Tomatoes stuffed with basil-scented rice

Is life too short to stuff a tomato?
Stuffed Toms 003
Stuffed tomatoes, photo by Matt Russell

Is life too short to stuff a tomato? Not if eating stuffed vegetables is what brings you joy. I end THE SECRET OF COOKING with a couple of feast meals. One of them is a ‘stuffed vegetable party with slightly Italian flavours’ consisting of stuffed vegetables three ways: tomatoes stuffed with basil-scented rice, peppers stuffed with garlicky fennel potatoes and courgettes (zucchini) stuffed with ricotta, lemon and pine nuts. I deliberately wanted to celebrate stuffed vegetables, partly because I love them so much - something magical happens to stuffed vegetables in an oven as they turn wrinkly and sweet- and partly because they have been much maligned.


I’ve been thinking about this in the light of the death of Shirley Conran earlier this year. Conran was a journalist and writer ( as well as many other things including the founder of the Maths Anxiety Trust). She was most famous for the phrase ‘life’s too short to stuff a mushroom’.

I can see where Conran was coming from. Life is certainly too short to do unnecessary things that you find annoying.

But is life really too short to stuff a vegetable? Not for me, anyway.

While the delicious late-summer tomatoes are still around, taking the time to stuff some of them and enjoy the perfume of basil and garlic cooking inside the sweet red tomatoes seems like a great use of time. It doesn’t even take that long. The rice-stuffed tomatoes in my book (inspired by @rachelaliceroddy) take around 20 minutes of prep time and 40 minutes of hands-off baking. Ideally you will then leave them for another hour and serve them warm. It’s one of those dishes that you look back on as a beacon of summer evenings in the winter months. I often think of the vegetable stuffing scene in BEFORE MIDNIGHT while I am making them.

As for whether life is too short to do such things, only you can judge for yourself. whether this is true for you, or not.

What I will say is that of all the reasons to cook, one of the best is to be remembered. My sister had a friend, a poet called Craig Arnold who died far too young, while hiking on a Japanese island at the age of forty-two. There are many ways to remember Craig. He was a loving father and friend. He wrote beautiful poems about grapefruits and artichokes.

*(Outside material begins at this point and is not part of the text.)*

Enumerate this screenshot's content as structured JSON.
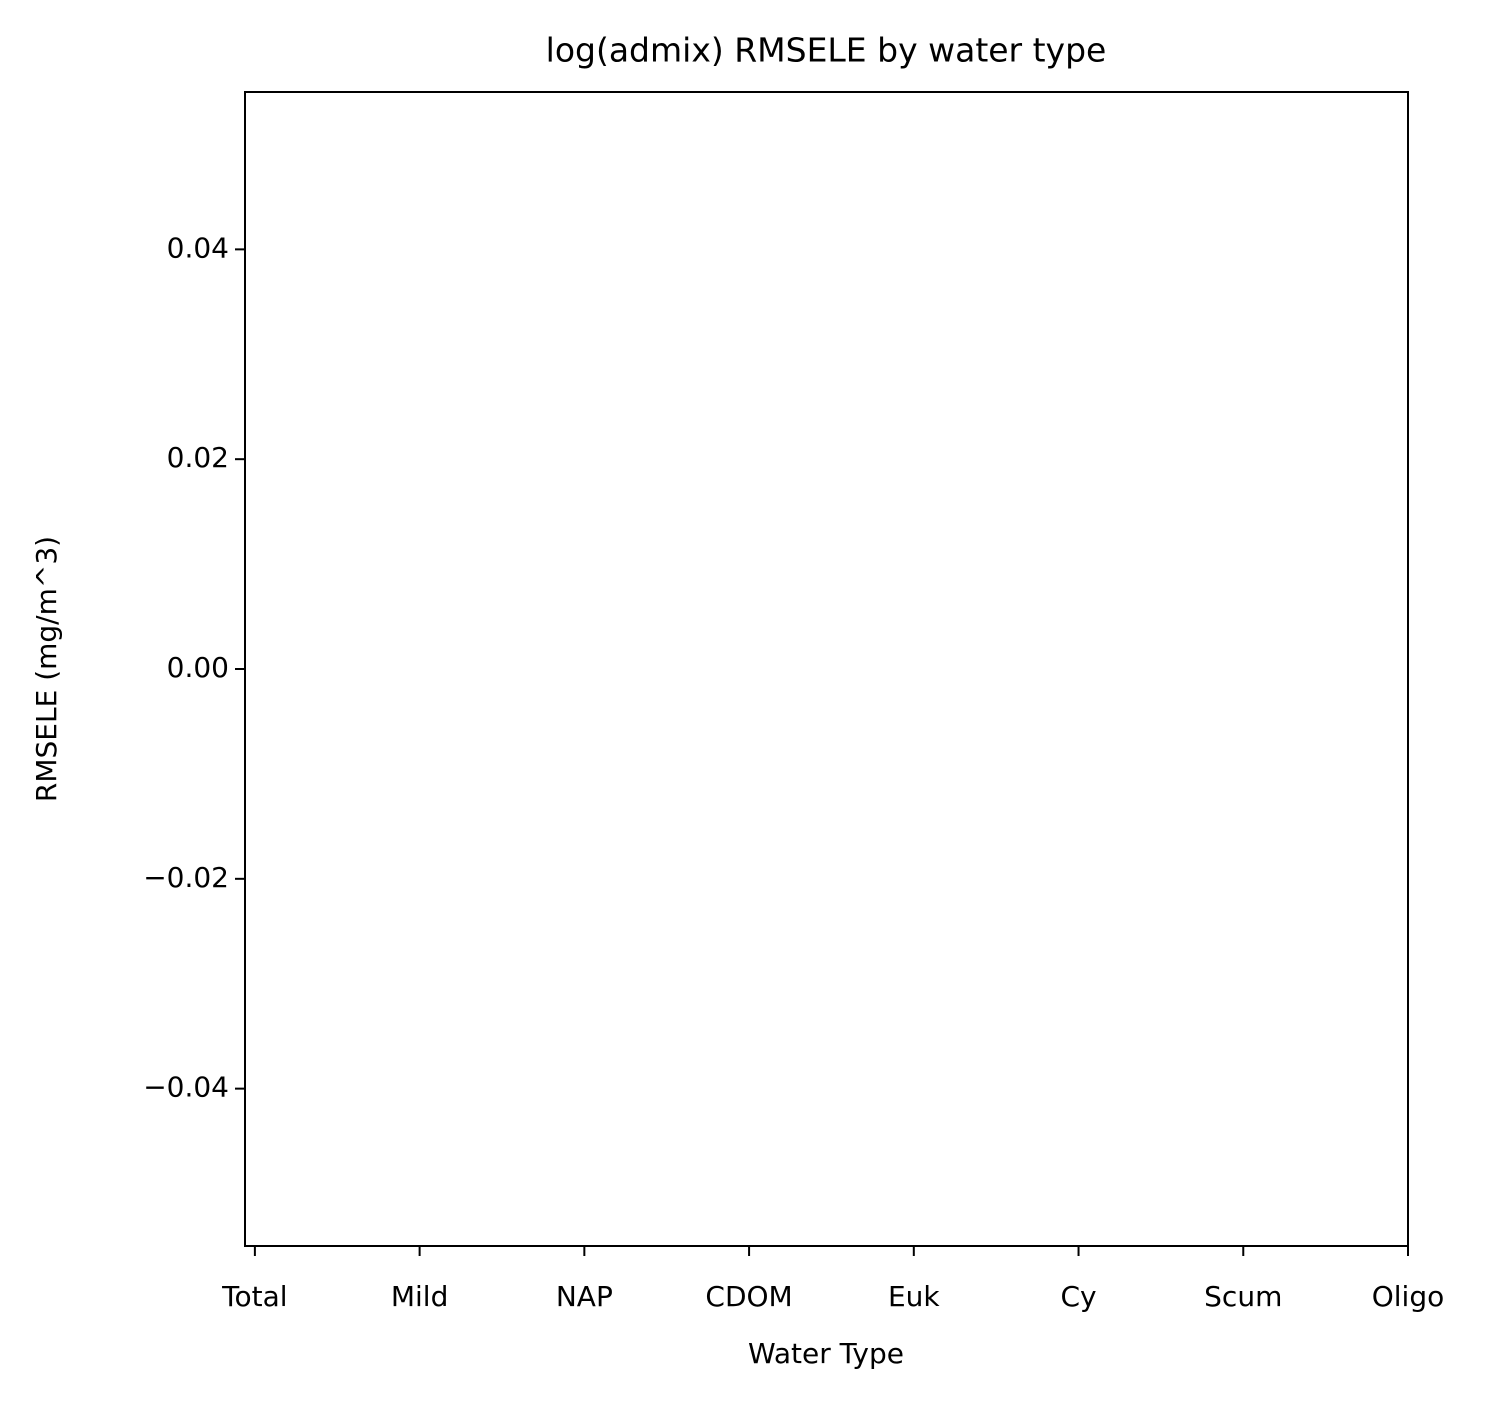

You can read his poem ARTICHOKE here:

https://www.poetryfoundation.o...


Some of his poems won prizes. But after his death, people also remembered Craig’s cooking. ‘He stuffed vegetables,’ said one of his friends, with deep emotion, and went on to explain that the way Craig stuffed vegetables with rice and pine nuts and currants when he had people round was just the coolest thing. We live on through the dishes we made and that can't be a waste of time, if you ask me.

P.S. The next stuffed tomatoes I want to make are the ones in WILD FIGS AND FENNEL by @letitia_ann-clark where basil leaves are used as imitation tomato leaves.

Tomatoes stuffed with basil-scented rice

This was the recipe which converted me to the merits of stuffed vegetables as a comfort food. The perfume of the basil and garlic cooking inside the sweet tomatoes with rice and oil smells like summer. I first made it following Rachel Roddy’s recipe in the Guardian. The main change I have made is to parcook the rice slightly, which cuts down on the cooking time.

Serves 4 as a stand-alone main course or 8 as part of a feast

160g risotto rice
12 ripe medium vine tomatoes
4 cloves of garlic, grated or crushed
20g fresh basil, chopped, plus more to serve 80ml olive oil

Boil a kettle. Cook the rice in boiling salted water for 5 minutes. Drain. Meanwhile, cut the top off each tomato. Using an ice-cream scoop or a spoon, scoop out the flesh and seeds of the tomatoes and put them into a large measuring jug. Put the tomato shells upside down on a plate to drain. Blitz the tomato flesh, juice and seeds with a hand-held blender. Mix it with the rice, basil and oil and a decent whack of salt.

Preheat the oven to 180°C fan. Put the tomato shells into a large roasting tray, sprinkle them with salt inside and fill them with the rice mixture, making sure that each one has a good ratio of liquid to rice. Put the lids back on the tomatoes. You will almost certainly have quite a lot of the stuffing mixture left over. Put this into a small baking dish. Put the tin of tomatoes plus the baking dish of stuffing in the oven and bake for 40 minutes, checking after 30, until the tomatoes are soft and wrinkled and the rice is cooked. If the rice seems raw or is drying out, add a splash more water to each tomato and give it a bit longer. When the tomatoes come out of the oven, remove the lid of each one and top up with the extra stuffing from the baking dish. Add a final sprinkle of basil and replace the lids. Wait at least half an hour before eating (the charm of a stuffed vegetable can't be appreciated when it is too hot).